Kusano S, Ohta A
Invest Radiol. 1985 Jan-Feb;20(1):36-41.
Selective renal artery embolization with absolute ethanol was performed without balloon occlusion in a series of 11 healthy mongrel dogs. Electrocardiogram, blood ethanol level, heart rate, and blood pressure of the aorta and pulmonary artery were monitored. Ventricular extrasystoles and/or ventricular fibrillation occurred in six of the 11 dogs, to which absolute ethanol in doses ranging from 0.09 to 0.40 ml/kg was administered. In three of these six animals, the electrocardiograms showed only ventricular extrasystoles after intra-arterial bolus injection of absolute ethanol at doses of less than 0.15 ml/kg and subsequent recovery to a normal sinus rhythm. Ventricular fibrillation subsequent to ventricular extrasystoles immediately after intra-arterial injection of absolute ethanol at doses of more than 0.18 ml/kg occurred in three. In five of eight dogs that survived after alcohol injection in this series, a severe hypertensive response was observed. Absolute ethanol has the potential hazard of causing ventricular arrhythmia. Thus, careful observations should be undertaken in clinical therapeutic application of this agent, particularly in the absence of balloon occlusion, absolute ethanol should never be used without monitoring the electrocardiogram.

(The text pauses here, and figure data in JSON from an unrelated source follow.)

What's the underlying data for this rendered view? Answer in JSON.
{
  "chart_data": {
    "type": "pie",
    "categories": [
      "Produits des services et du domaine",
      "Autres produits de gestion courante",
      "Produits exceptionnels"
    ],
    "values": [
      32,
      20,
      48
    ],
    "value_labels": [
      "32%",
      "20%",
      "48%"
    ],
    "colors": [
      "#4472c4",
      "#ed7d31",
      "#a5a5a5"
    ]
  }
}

在11只健康杂种犬中,未进行球囊闭塞,采用无水乙醇进行选择性肾动脉栓塞。监测心电图、血液乙醇水平、心率以及主动脉和肺动脉的血压。11只犬中有6只出现室性期前收缩和/或心室颤动,给予剂量为0.09至0.40 ml/kg的无水乙醇。在这6只动物中的3只,动脉内推注剂量小于0.15 ml/kg的无水乙醇后,心电图仅显示室性期前收缩,随后恢复为正常窦性心律。3只犬在动脉内注射剂量大于0.18 ml/kg的无水乙醇后,室性期前收缩后立即出现心室颤动。在该系列中注射乙醇后存活的8只犬中的5只,观察到严重的高血压反应。无水乙醇有导致室性心律失常的潜在风险。因此,在该药物的临床治疗应用中应进行仔细观察,特别是在没有球囊闭塞的情况下,在未监测心电图时绝不应使用无水乙醇。